London, January 7, 2026, 10:20 GMT — Regular session
- BP shares fall about 3% as oil prices retreat on Venezuela supply outlook
- BP keeps buying back stock, purchasing about 3.0 million shares on Tuesday
- Traders eye fresh Venezuela headlines and BP’s Feb. 10 results date
BP shares fell 3.1% in early London trading, tracking a drop across European energy stocks after U.S. President Donald Trump flagged a deal to bring Venezuelan crude into the United States. Rival Shell slid 2.4%, and the European energy index fell 1.7%. 1
Oil prices weakened as investors weighed the prospect of extra barrels in a market already bracing for ample supply.
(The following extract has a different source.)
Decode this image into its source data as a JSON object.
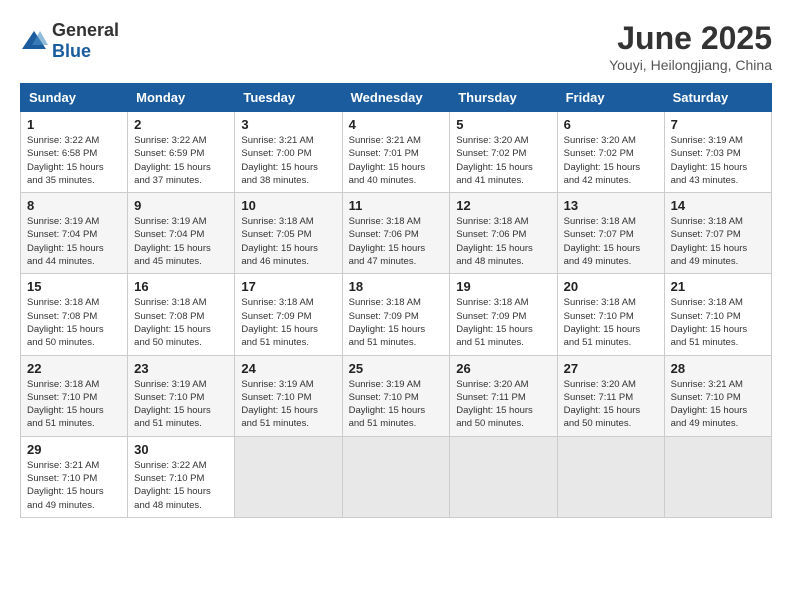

Brent, the global crude benchmark, fell to $60.35 a barrel and U.S. West Texas Intermediate (WTI) slipped to $56.61; UBS analyst Giovanni Staunovo said Trump’s post “put downward pressure on crude prices.” Morgan Stanley analysts estimated the oil market could swing into a surplus of as much as 3 million barrels per day in the first half of 2026. 2
Trump said Venezuela would export up to $2 billion worth of crude to the United States, with an agreed volume of 30 million to 50 million barrels, a shift that could divert cargoes previously bound for China. Chevron currently controls Venezuelan oil flows to the United States under a U.S. authorization, Reuters reported. 3
BP, which uses oil-linked cash flow to fund dividends and buybacks, has continued repurchases under its existing programme. The company said it bought 3,019,322 shares on Jan. 6, paying a volume-weighted average price — a trade-size-weighted average — of about 437.5 pence across venues, and will hold the stock in treasury, meaning the shares carry no votes while held by the company. 4
On the analyst side, Evercore ISI downgraded BP to “In Line” from “Outperform” with a $38 price target, citing the stock’s recent outperformance and its higher sensitivity to commodity swings alongside “macro pressure” and a CEO transition. 5
In New York, BP’s U.S.-listed ADR fell 4.9% on Tuesday to $34.36, underperforming peers as trading volume ran well above its recent average, MarketWatch reported. Exxon Mobil fell 3.4% and Italy’s Eni dropped 3.6% on the day. 6
The risk for BP investors is that a sustained pullback in crude, or a larger-than-expected lift in Venezuelan flows, tightens cash generation and keeps scrutiny on capital returns. A reversal in geopolitics that threatens supply would push the other way, but the tape has been moving on headlines.